Physicist and Science Communicator Named 2022 Corones Award Honoree

Location
Ames, Iowa
Date

A physicist who has made significant contributions to cosmology and popularized science in multiple formats is the 2022 James Corones Award in Leadership, Community Building and Communication from the Krell Institute.

Paul M. Sutter, a research professor at the Institute for Advanced Computational Science (IACS) at Stony Brook University and a guest researcher at the Flatiron Institute, will receive an engraved prize and $2,000 honorarium later this year. The award is named for the late founder of the Krell Institute, an Ames, Iowa, nonprofit organization that serves the scientific and educational communities.

“Paul Sutter is an outstanding physicist but also has gained a huge audience as a science communicator, attracting people to the field and advancing science literacy,” Krell Institute President Shelly Olsan said. “He represents the best of what Jim Corones worked for.”

Sutter researches computational astrophysics, the use of high-performance computers to understand the universe and our observations of it. He has made especially significant advances in the study of cosmic voids, vast empty regions in the universe. Sutter’s nominator, Benjamin Wandelt of the Paris Institute of Astrophysics and New York’s Flatiron Institute, noted that cosmic voids are powerful cosmological probes but had been underemployed. Sutter’s research “has laid the groundwork to allow us to use cosmic voids for entirely new” tests of longstanding astrophysical theories and mysteries.

To amplify his impact, Sutter built a science communication empire, creating his Ask a Spaceman! Podcast and YouTube series, hosting several television programs, publishing two popular science books and even generating dance performances. As the first chief scientist at the Center of Science and Industry in Columbus, Ohio, he produced popular lectures, special events, blogs and performances, and was a frequent television and radio guest. At IACS he has presented seminars and programs that have engaged students and faculty across departments. As the institute’s director, Robert Harrison, wrote in his Corones Award recommendation, Sutter believes in “spending time honing communication skills and employing modern technologies. Paul is helping us do this at IACS and many others across the nation.”

The Corones Award selection committee cited Sutter’s “capacity to master new fields, his ability to make scientists he works with better communicators, and his connections to communities important to the award’s namesake.”

Sutter earned his physics Ph.D. from the University of Illinois at Urbana-Champaign (UIUC) in 2011 and his bachelor’s degree in the same subject from California Polytechnic State University in 2005. He was a Department of Energy Computational Science Graduate Fellowship (DOE CSGF) recipient (2007-2011). He was the Illinois-Paris Postdoctoral Fellow in Next-Generation Cosmic Probes at the Paris Institute of Astrophysics and UIUC and a visiting postdoctoral scholar at Ohio State University (OSU). He later was the INFN Postdoctoral Fellow in Theoretical Physics at the INAF Astronomical Observatory of Trieste. From 2016 to 2019 Sutter was the OSU astronomy department’s cosmological researcher and community outreach coordinator.

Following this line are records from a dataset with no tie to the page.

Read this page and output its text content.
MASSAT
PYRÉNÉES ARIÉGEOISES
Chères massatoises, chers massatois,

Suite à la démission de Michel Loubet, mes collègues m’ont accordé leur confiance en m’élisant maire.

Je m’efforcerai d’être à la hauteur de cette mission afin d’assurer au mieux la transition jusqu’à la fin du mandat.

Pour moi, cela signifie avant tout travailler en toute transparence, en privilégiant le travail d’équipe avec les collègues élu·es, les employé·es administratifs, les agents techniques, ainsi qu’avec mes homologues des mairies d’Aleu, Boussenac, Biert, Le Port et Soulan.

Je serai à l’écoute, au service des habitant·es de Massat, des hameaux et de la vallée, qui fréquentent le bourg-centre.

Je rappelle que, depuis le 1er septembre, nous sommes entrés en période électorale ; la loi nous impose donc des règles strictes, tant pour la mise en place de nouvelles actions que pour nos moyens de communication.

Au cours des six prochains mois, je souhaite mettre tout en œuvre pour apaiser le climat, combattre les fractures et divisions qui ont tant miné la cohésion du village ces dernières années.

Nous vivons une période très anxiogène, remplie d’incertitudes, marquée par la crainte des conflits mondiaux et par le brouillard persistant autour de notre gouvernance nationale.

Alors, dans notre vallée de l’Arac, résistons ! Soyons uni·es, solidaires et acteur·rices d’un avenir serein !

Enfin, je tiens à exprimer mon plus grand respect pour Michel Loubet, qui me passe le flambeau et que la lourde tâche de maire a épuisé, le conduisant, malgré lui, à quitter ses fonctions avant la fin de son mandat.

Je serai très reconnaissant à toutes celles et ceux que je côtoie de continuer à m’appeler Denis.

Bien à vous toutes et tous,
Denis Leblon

Corones, a renowned researcher and administrator, led Krell from its start in 1997 until shortly before his death in 2017, building an organization known best for the prestigious scientific workforce-training programs it manages: the CSGF, supported by the DOE Office of Science, and the DOE National Nuclear Security Administration-sponsored Stewardship Science and Laboratory Residency graduate fellowships. Before founding Krell, Corones was at the DOE’s Ames Laboratory, managed by Iowa State University, where he also was a professor. He held numerous lab posts from 1978 to 1997, including program director for applied mathematical sciences, program director for environmental technology development, deputy director and acting director.

The Krell Institute supports technology-based education and information programs with technical assistance, management expertise and communications products, and collaborates with agencies and institutions to foster the nation’s competitive advantage in science and engineering.